If you make your rules "guard-rail compliant", you are more likely to have an easier time migrating your rules to newer releases of the Pega platform. Whenever you save a rule, the system checks and warns you of any aspects of your rule definition that is not guard-rail compliant, making it more clear how to adjust the definition to bring the rule back into compliance. /Eric
To answer your question, guardrails are the best practices that one need to follow while defining rules in PRPC. It reflects on how your overall application looks like from standards perspective. We don't have to really tie this to "RuleSets or releases or any other concepts" and understand. More precisely, if you violate Guardrails, you have rules with warnings. It's always for the benefit of the project (and might make upgrades a nightmare as Eric pointed), these need to be carefully reviewed and corrected or justified with a reason for violating.
Undoubtedly these are a decade old and need to be reformed.

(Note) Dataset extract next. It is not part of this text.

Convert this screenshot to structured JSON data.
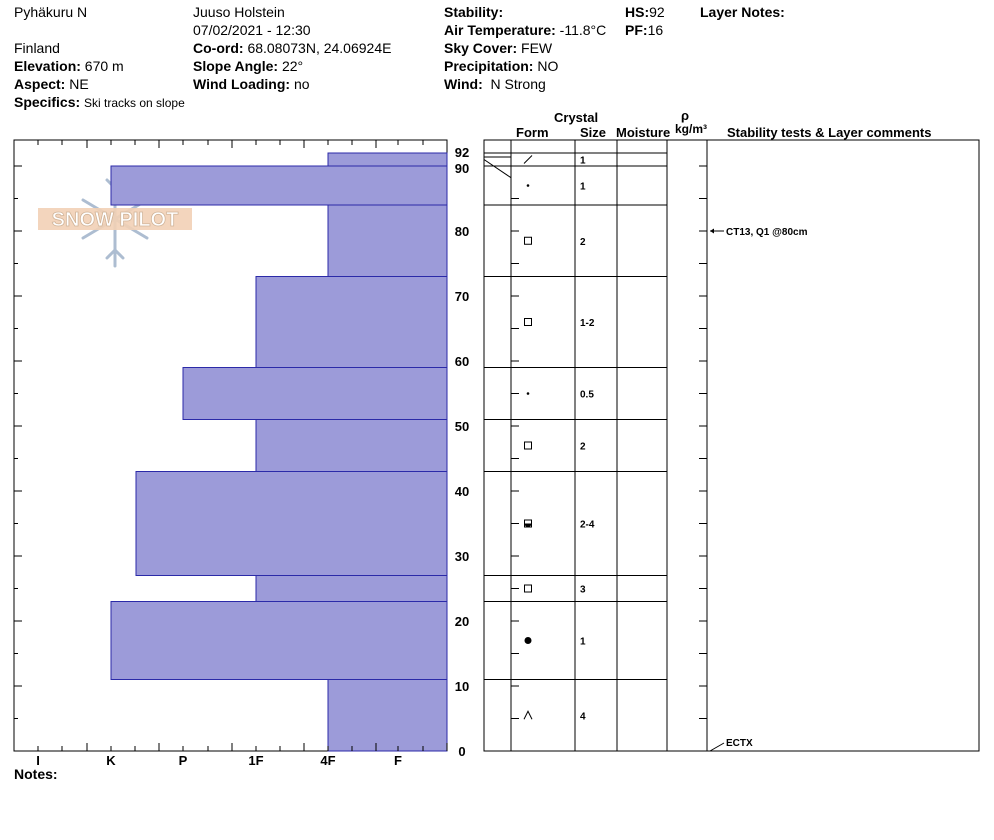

Some may not make sense today.
1) For instance guardrail-4 'Limit Custom Java', which explains to avoid 'Java' steps in activity rules might not make sense when the slogan is 'avoid creating activities'; of-course one might say to apply this guardrail for other java rules like edit-validate, rule utility function etc)
2) As another example 'Create Easy-to-Read Flows' might be a good fit for the previous generation of process modeling. This might be poor candidate for Pega7 case design (that primarily revolves around Stages and Steps and we might never have a step type 'multi-step process' that really go beyond 15 smart shapes under any circumstance if the best practices of case decomposition are followed.